An elusive victory
After a long wait and endless speculation, the Supreme Court has announced its verdict on the Panama case against Prime Minister Nawaz Sharif. Third time elected PM has once again survived in office. Two Supreme Court judges in their dissenting judgment found Sharif guilty of the charges levelled against him. This was a close call for PM Sharif. He survives. But the real question is for how long?
From the very start, the Supreme Court was under tremendous pressure. Sections of noisy and at times irresponsible electronic media, opposition leader Imran Khan and a large number of opinion makers wanted Sharif to be disqualified. The media engagement in this trial is a separate story but it is somewhat worrying for Pakistan’s future if TV anchors start culling the evidence and passing verdicts in their prime time shows.
Taking note of the parallel proceedings in the court of public opinion, the formation of a Joint Investigation Team makes sense. However, its composition is somewhat peculiar as it includes representatives of the military intelligence and the all-powerful Inter-Services Intelligence. While the latter in theory reports to the PM, the former is purely a military outfit. Pakistan’s military had ostensibly stayed neutral through the proceedings but now it will have a direct role in investigating the charges of corruption against PM Sharif and his family. Maryam Nawaz, PM’s daughter and likely successor, was not directly named in the investigations; and this will be a relief for the Sharif family. Earlier, speculations had focused on Maryam’s likely disqualification thereby denting the Sharif dynasty in a serious way.
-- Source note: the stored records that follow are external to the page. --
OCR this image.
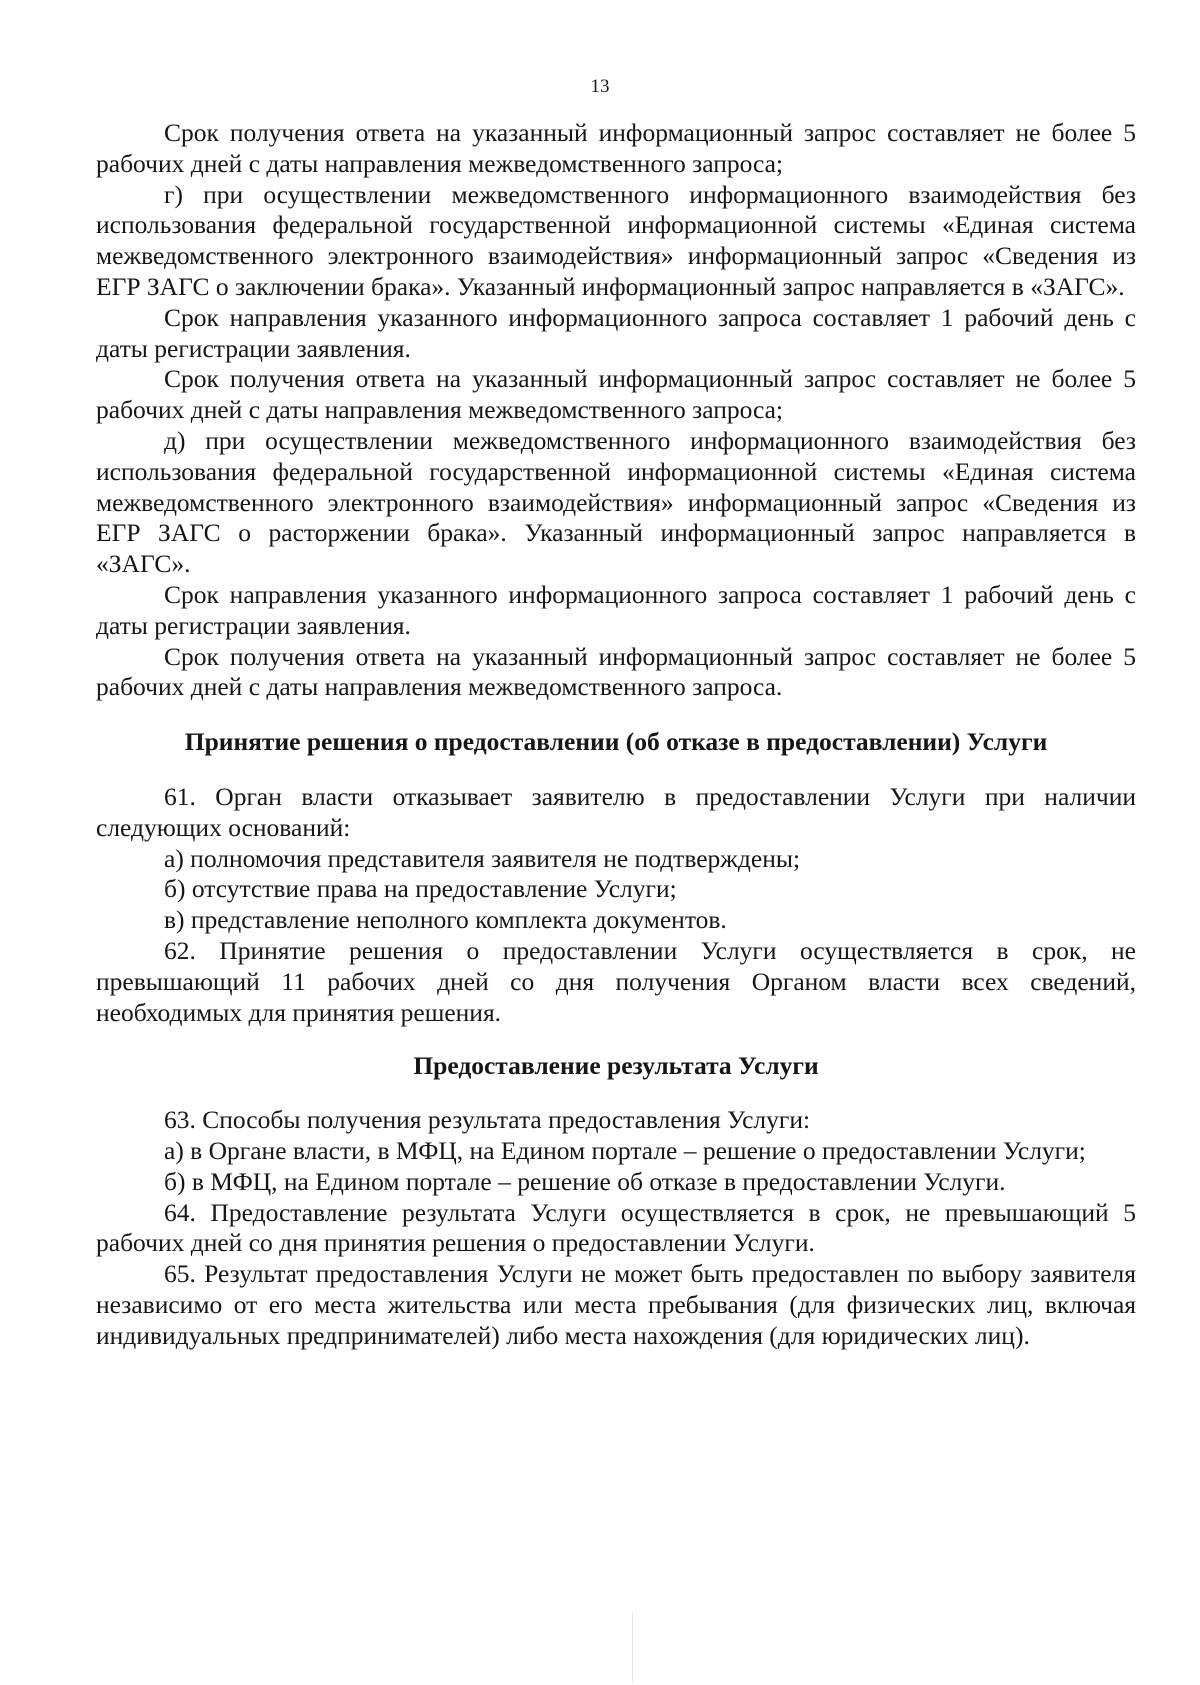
13

Срок получения ответа на указанный информационный запрос составляет не более 5 рабочих дней с даты направления межведомственного запроса;

г) при осуществлении межведомственного информационного взаимодействия без использования федеральной государственной информационной системы «Единая система межведомственного электронного взаимодействия» информационный запрос «Сведения из ЕГР ЗАГС о заключении брака». Указанный информационный запрос направляется в «ЗАГС».

Срок направления указанного информационного запроса составляет 1 рабочий день с даты регистрации заявления.

Срок получения ответа на указанный информационный запрос составляет не более 5 рабочих дней с даты направления межведомственного запроса;

д) при осуществлении межведомственного информационного взаимодействия без использования федеральной государственной информационной системы «Единая система межведомственного электронного взаимодействия» информационный запрос «Сведения из ЕГР ЗАГС о расторжении брака». Указанный информационный запрос направляется в «ЗАГС».

Срок направления указанного информационного запроса составляет 1 рабочий день с даты регистрации заявления.

Срок получения ответа на указанный информационный запрос составляет не более 5 рабочих дней с даты направления межведомственного запроса.

Принятие решения о предоставлении (об отказе в предоставлении) Услуги

61. Орган власти отказывает заявителю в предоставлении Услуги при наличии следующих оснований:

а) полномочия представителя заявителя не подтверждены;

б) отсутствие права на предоставление Услуги;

в) представление неполного комплекта документов.

62. Принятие решения о предоставлении Услуги осуществляется в срок, не превышающий 11 рабочих дней со дня получения Органом власти всех сведений, необходимых для принятия решения.

Предоставление результата Услуги

63. Способы получения результата предоставления Услуги:

а) в Органе власти, в МФЦ, на Едином портале – решение о предоставлении Услуги;

б) в МФЦ, на Едином портале – решение об отказе в предоставлении Услуги.

64. Предоставление результата Услуги осуществляется в срок, не превышающий 5 рабочих дней со дня принятия решения о предоставлении Услуги.

65. Результат предоставления Услуги не может быть предоставлен по выбору заявителя независимо от его места жительства или места пребывания (для физических лиц, включая индивидуальных предпринимателей) либо места нахождения (для юридических лиц).
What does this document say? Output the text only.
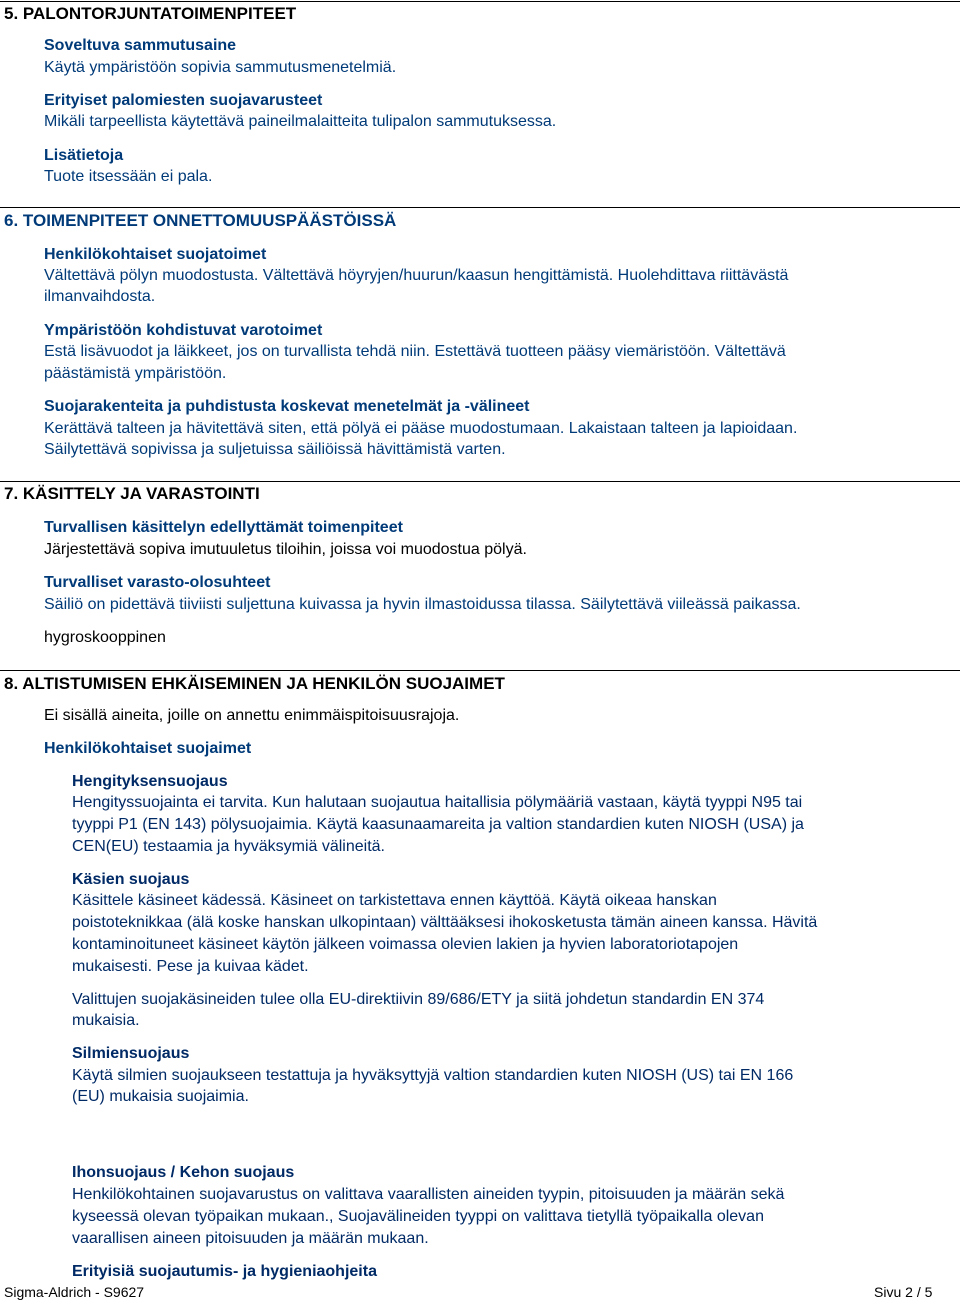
5. PALONTORJUNTATOIMENPITEET
Soveltuva sammutusaine
Käytä ympäristöön sopivia sammutusmenetelmiä.
Erityiset palomiesten suojavarusteet
Mikäli tarpeellista käytettävä paineilmalaitteita tulipalon sammutuksessa.
Lisätietoja
Tuote itsessään ei pala.
6. TOIMENPITEET ONNETTOMUUSPÄÄSTÖISSÄ
Henkilökohtaiset suojatoimet
Vältettävä pölyn muodostusta. Vältettävä höyryjen/huurun/kaasun hengittämistä. Huolehdittava riittävästä
ilmanvaihdosta.
Ympäristöön kohdistuvat varotoimet
Estä lisävuodot ja läikkeet, jos on turvallista tehdä niin. Estettävä tuotteen pääsy viemäristöön. Vältettävä
päästämistä ympäristöön.
Suojarakenteita ja puhdistusta koskevat menetelmät ja -välineet
Kerättävä talteen ja hävitettävä siten, että pölyä ei pääse muodostumaan. Lakaistaan talteen ja lapioidaan.
Säilytettävä sopivissa ja suljetuissa säiliöissä hävittämistä varten.
7. KÄSITTELY JA VARASTOINTI
Turvallisen käsittelyn edellyttämät toimenpiteet
Järjestettävä sopiva imutuuletus tiloihin, joissa voi muodostua pölyä.
Turvalliset varasto-olosuhteet
Säiliö on pidettävä tiiviisti suljettuna kuivassa ja hyvin ilmastoidussa tilassa. Säilytettävä viileässä paikassa.
hygroskooppinen
8. ALTISTUMISEN EHKÄISEMINEN JA HENKILÖN SUOJAIMET
Ei sisällä aineita, joille on annettu enimmäispitoisuusrajoja.
Henkilökohtaiset suojaimet
Hengityksensuojaus
Hengityssuojainta ei tarvita. Kun halutaan suojautua haitallisia pölymääriä vastaan, käytä tyyppi N95 tai
tyyppi P1 (EN 143) pölysuojaimia. Käytä kaasunaamareita ja valtion standardien kuten NIOSH (USA) ja
CEN(EU) testaamia ja hyväksymiä välineitä.
Käsien suojaus
Käsittele käsineet kädessä. Käsineet on tarkistettava ennen käyttöä. Käytä oikeaa hanskan
poistoteknikkaa (älä koske hanskan ulkopintaan) välttääksesi ihokosketusta tämän aineen kanssa. Hävitä
kontaminoituneet käsineet käytön jälkeen voimassa olevien lakien ja hyvien laboratoriotapojen
mukaisesti. Pese ja kuivaa kädet.
Valittujen suojakäsineiden tulee olla EU-direktiivin 89/686/ETY ja siitä johdetun standardin EN 374
mukaisia.
Silmiensuojaus
Käytä silmien suojaukseen testattuja ja hyväksyttyjä valtion standardien kuten NIOSH (US) tai EN 166
(EU) mukaisia suojaimia.
Ihonsuojaus / Kehon suojaus
Henkilökohtainen suojavarustus on valittava vaarallisten aineiden tyypin, pitoisuuden ja määrän sekä
kyseessä olevan työpaikan mukaan., Suojavälineiden tyyppi on valittava tietyllä työpaikalla olevan
vaarallisen aineen pitoisuuden ja määrän mukaan.
Erityisiä suojautumis- ja hygieniaohjeita
Sigma-Aldrich - S9627	Sivu 2 / 5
In an unlikely event even if the JIT disqualifies PM Sharif, Maryam could potentially emerge as the next leader of the PML-N. Dynastic politics is a reality in South Asia; and that is unlikely to change anytime soon.
Despite this narrow escape, PM Sharif should be worried. His credibility will take a further hit as the investigation proceeds and the calls for his resignation turn louder. With a sizeable section of the media opposing Sharif, it might be difficult to sail through 2017 and return victorious in 2018 elections. Asif Ali Zardari and Imran Khan have already asked the PM to resign. Who knows if the mercurial Khan goes for another round of agitation (he has launched two protest movements in the past three years) and if he is joined by an increasingly sidelined PPP.
In that case, the political game will become tougher and tougher for PM Sharif. Perhaps this year will witness major political decisions, and the prospect of an early election cannot be ruled out.
Many Pakistanis will certainly feel disappointed that courts do not hold the rich and the powerful accountable. Panama leaks included the names of other bigwigs, including tycoons and former and serving judges, but their cases have completely gone into oblivion.
With increased awareness, political engagement and rising expectations of the urban middle classes, it is no longer possible to get away with serious allegations of money laundering, tax evasion and dubious wealth accumulation. Especially for the country’s largest political party and its leadership. Other than working on the short-term tactics, the Sharifs will have to think about their long-term political survival. For now Sharif has won but this is, at best, an elusive victory.
It is noteworthy that the Supreme Court decided against sending an elected government home without due process. Considering that interventions of a political nature by un-elected institutions of state have been an unfortunate norm in the history of Pakistan, this judgment appears to be a decisive break with that past. Some in Pakistan still carry the wounds of a past when the judiciary was on board with political witch-hunts.
That seems to be no longer the case. But it will take time and more progress on Pakistan’s march towards democracy before those old wounds are fully healed.